Learn First, Optimize Later

The whole ethos of the company is designed around creating better, more effective, more patient-specific drugs, Law said. “It’s just that, as a positive side effect of how the AI works, ‘faster’ happens as well.” Faster is useful, he said, because it allows you to test more hypotheses, find out when you are wrong quicker, and gain competitive advantage by using other people’s data to catch up.

Law reports that the start of project to the synthesis of the development candidate takes about 12 months. The bulk of that, he added later, is in the synthetic chemistry, a step Exscientia is also working on automating via robotics. He calls this speed a “massive improvement” over the industry standard.

To ensure better, not only faster, Exscientia relies on generative and active learning. Initially, at least, the AI is, “not trying to make better molecules, it’s trying to learn.”

Projects usually have around 2,500 models, and the goal, Law said, is to generate models that are useful, not good. Generative design is driven by learning, and the system scores itself. Models are assigned an extremely harsh merit score—“basically a multi-parameter optimization score”—based on the model’s ability to improve the usefulness of future models, not whether or not it’s “good” on its own.

Law likened it to being dropped out of a helicopter in an unknown land with an unfamiliar map. While humans may strike off toward wherever they guess “home” to be—right or wrong—the AI system’s first goal is not to get home.
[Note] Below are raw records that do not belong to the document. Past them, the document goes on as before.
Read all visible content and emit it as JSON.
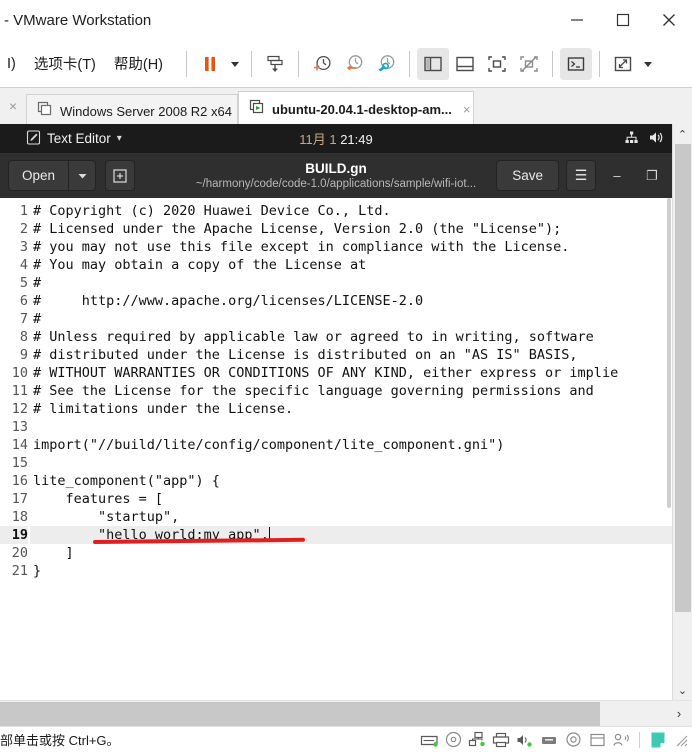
{
  "window": {
    "title": "VMware Workstation",
    "title_prefix_clipped": "-",
    "minimize_label": "Minimize",
    "maximize_label": "Maximize",
    "close_label": "Close"
  },
  "menubar": {
    "items": [
      {
        "label": "I)",
        "clipped": true
      },
      {
        "label": "选项卡(T)",
        "mnemonic": "T"
      },
      {
        "label": "帮助(H)",
        "mnemonic": "H"
      }
    ],
    "toolbar": [
      {
        "name": "pause-vm-icon",
        "tip": "Pause"
      },
      {
        "name": "pause-dropdown-caret-icon",
        "tip": "Power options"
      },
      {
        "name": "send-ctrl-alt-del-icon",
        "tip": "Send Ctrl+Alt+Del"
      },
      {
        "name": "snapshot-take-icon",
        "tip": "Take snapshot"
      },
      {
        "name": "snapshot-revert-icon",
        "tip": "Revert to snapshot"
      },
      {
        "name": "snapshot-manager-icon",
        "tip": "Manage snapshots"
      },
      {
        "name": "sidebar-toggle-icon",
        "tip": "Show or hide library"
      },
      {
        "name": "thumbnail-bar-icon",
        "tip": "Show or hide thumbnail bar"
      },
      {
        "name": "fullscreen-icon",
        "tip": "Enter full screen"
      },
      {
        "name": "unity-mode-icon",
        "tip": "Unity mode"
      },
      {
        "name": "console-view-icon",
        "tip": "Console view"
      },
      {
        "name": "stretch-guest-icon",
        "tip": "Stretch guest"
      },
      {
        "name": "stretch-dropdown-caret-icon",
        "tip": "Display options"
      }
    ],
    "active_toolbar_buttons": [
      "sidebar-toggle-icon",
      "console-view-icon"
    ],
    "accent_color": "#e8550e"
  },
  "tabs": {
    "close_all_label": "×",
    "items": [
      {
        "label": "Windows Server 2008 R2 x64",
        "active": false,
        "icon": "vm-window-icon",
        "close_label": "×"
      },
      {
        "label": "ubuntu-20.04.1-desktop-am...",
        "active": true,
        "icon": "vm-running-icon",
        "close_label": "×"
      }
    ]
  },
  "guest": {
    "gnome_topbar": {
      "app_icon": "gedit-icon",
      "app_name": "Text Editor",
      "app_menu_caret": "▾",
      "clock_date": "11月 1",
      "clock_time": "21:49",
      "tray": [
        {
          "name": "network-wired-icon"
        },
        {
          "name": "volume-icon"
        }
      ]
    },
    "gedit": {
      "open_label": "Open",
      "open_caret": "▾",
      "new_tab_label": "⊞",
      "filename": "BUILD.gn",
      "filepath": "~/harmony/code/code-1.0/applications/sample/wifi-iot...",
      "save_label": "Save",
      "menu_label": "☰",
      "minimize_label": "–",
      "restore_label": "❐",
      "current_line": 19,
      "caret_line": 19,
      "lines": [
        {
          "n": 1,
          "text": "# Copyright (c) 2020 Huawei Device Co., Ltd."
        },
        {
          "n": 2,
          "text": "# Licensed under the Apache License, Version 2.0 (the \"License\");"
        },
        {
          "n": 3,
          "text": "# you may not use this file except in compliance with the License."
        },
        {
          "n": 4,
          "text": "# You may obtain a copy of the License at"
        },
        {
          "n": 5,
          "text": "#"
        },
        {
          "n": 6,
          "text": "#     http://www.apache.org/licenses/LICENSE-2.0"
        },
        {
          "n": 7,
          "text": "#"
        },
        {
          "n": 8,
          "text": "# Unless required by applicable law or agreed to in writing, software"
        },
        {
          "n": 9,
          "text": "# distributed under the License is distributed on an \"AS IS\" BASIS,"
        },
        {
          "n": 10,
          "text": "# WITHOUT WARRANTIES OR CONDITIONS OF ANY KIND, either express or implie"
        },
        {
          "n": 11,
          "text": "# See the License for the specific language governing permissions and"
        },
        {
          "n": 12,
          "text": "# limitations under the License."
        },
        {
          "n": 13,
          "text": ""
        },
        {
          "n": 14,
          "text": "import(\"//build/lite/config/component/lite_component.gni\")"
        },
        {
          "n": 15,
          "text": ""
        },
        {
          "n": 16,
          "text": "lite_component(\"app\") {"
        },
        {
          "n": 17,
          "text": "    features = ["
        },
        {
          "n": 18,
          "text": "        \"startup\","
        },
        {
          "n": 19,
          "text": "        \"hello_world:my_app\","
        },
        {
          "n": 20,
          "text": "    ]"
        },
        {
          "n": 21,
          "text": "}"
        }
      ],
      "annotation": {
        "name": "red-underline-annotation",
        "color": "#e02020",
        "target_line": 19
      }
    }
  },
  "scrollbars": {
    "vertical_up": "⌃",
    "vertical_down": "⌄",
    "horizontal_right": "›"
  },
  "statusbar": {
    "message": "部单击或按 Ctrl+G。",
    "devices": [
      {
        "name": "hard-disk-icon"
      },
      {
        "name": "cd-dvd-icon"
      },
      {
        "name": "network-adapter-icon"
      },
      {
        "name": "printer-icon"
      },
      {
        "name": "sound-card-icon"
      },
      {
        "name": "usb-controller-icon"
      },
      {
        "name": "camera-icon"
      },
      {
        "name": "display-icon"
      },
      {
        "name": "bluetooth-icon"
      }
    ],
    "indicator": {
      "name": "guest-connected-indicator",
      "color": "#3ec9b5"
    },
    "grip": {
      "name": "resize-grip-icon"
    }
  }
}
The first goal is to figure out where it is on the map, to learn the topography and the landmarks.

The first 3-5 molecule design cycles are just purely exploration, Law said. Only then does the system start to optimize.
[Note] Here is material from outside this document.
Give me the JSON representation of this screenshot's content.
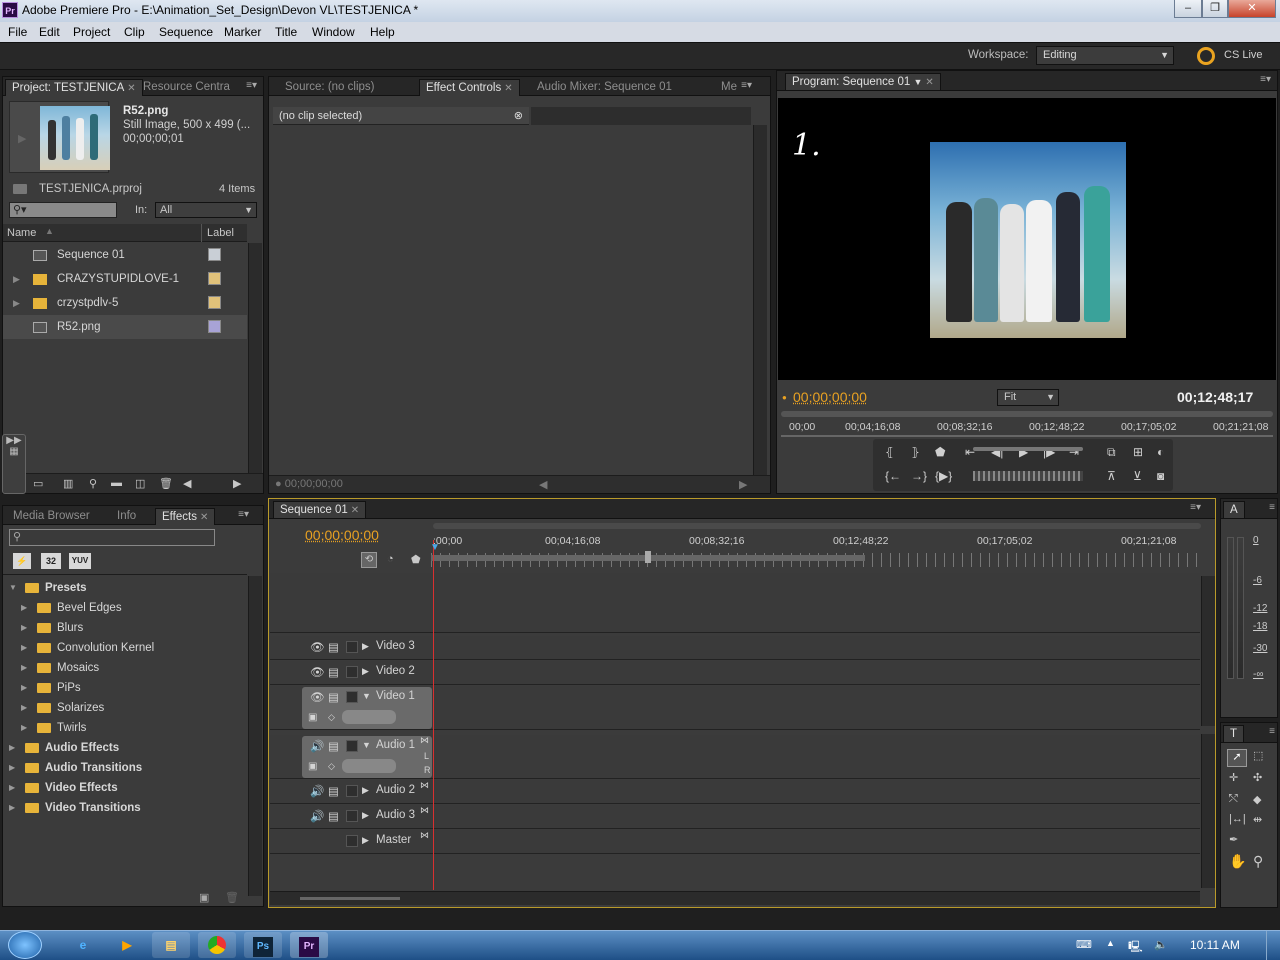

AI is just a problem-solving tool, he stressed. But while humans struggle with more than just a few parameters, AI excels at taking all of these competing parameters and charting a path.

“It’s not designing molecules to be incrementally better; it’s designing molecules to optimize learning. What this ends up doing is creating—sometimes—really interesting solutions,” Law said. “And that’s what’s really, really cool.”